If all this reading seems to be putting me at odds with the rest of humanity – which is to say, putting me at odds with the whole point of fiction – then please believe that the cumulative effect of these books is also making me so sensitive and empathetic that I can barely function. I am absorbing narrative shocks and characters’ heartaches all day and into the night. I keep giving myself away.
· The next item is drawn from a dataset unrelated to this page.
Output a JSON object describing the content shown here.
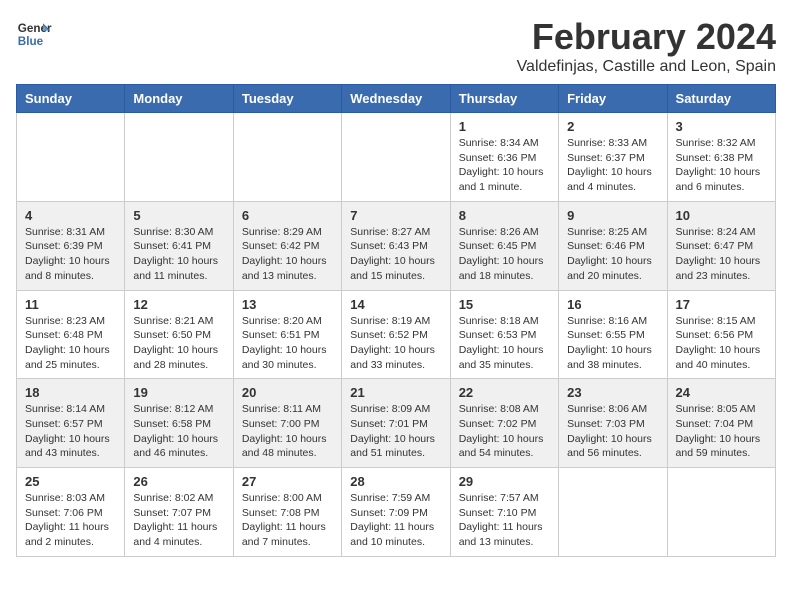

I am smugly ready to dismiss JM Coetzee’s new novel Slow Man as prescriptive and predictable until Elizabeth Costello, the protagonist from Coetzee’s previous book, bursts in after about 80 pages to declare this story boring, at which point I literally cry, “What the . . . ? !” out loud in a relatively quiet coffee house.

Reading This Thing Of Darkness, Harry Thompson’s historical novel about the south-sea travels of Charles Darwin and Robert FitzRoy, I’m vaguely aware it’s overwritten and overblown to the point of pastiche, but I’m also aware that Thompson worked for 10 years on the book and was diagnosed with inoperable cancer shortly after finishing it. Call me sentimental – by now, I’m past caring – but this knowledge somehow makes the reader consider Darwin’s discovery of a cruel, beautiful, Godless world with a little more generosity of spirit.

And then, among the outsiders for the prize, I find my favourite – The People’s Act Of Love by James Meek. It’s the one novel I can remember clearly even after the others have blurred into each other a little, and not just because it contains a graphic sequence of self-castration that has upset me for days. “He shuddered with the sense of the blade, ” writes Meek, “which it was impossible not to feel severing that same thin tie of flesh between his legs.”

It’s a great Russian story told by a Scotsman, full of heart and hot blood, hussars and shamans, brilliant language and weird flourishes, and a fundamental philosophical hatred of all forms of human pettiness. It’s almost too big for the Booker Prize, and it takes me as close as I get this week to what the literary critic Harold Bloom has called the “higher pleasure that remains the reader’s quest”. After reading Meek, Rachel Cusk’s In The Fold feels spare and chilly; I sort of drift through Will Wall’s This Is The Country; and I still haven’t finished Dan Jacobson’s novel All For Love. So far, it seems both sparky and scholarly. As far as I can tell, Jacobson has as good a chance of winning the Booker as anything else I’ve read this week.

“Finish it, ” I tell myself. “You’ll be embarrassed if the one book that got away goes on to win.”

“I can’t, I’m sorry. I feel like my eyes have been pecked out by ravens.”

“Don’t be so dramatic.”

“That’s it, ” I decide. “I’ve been reading too many books.”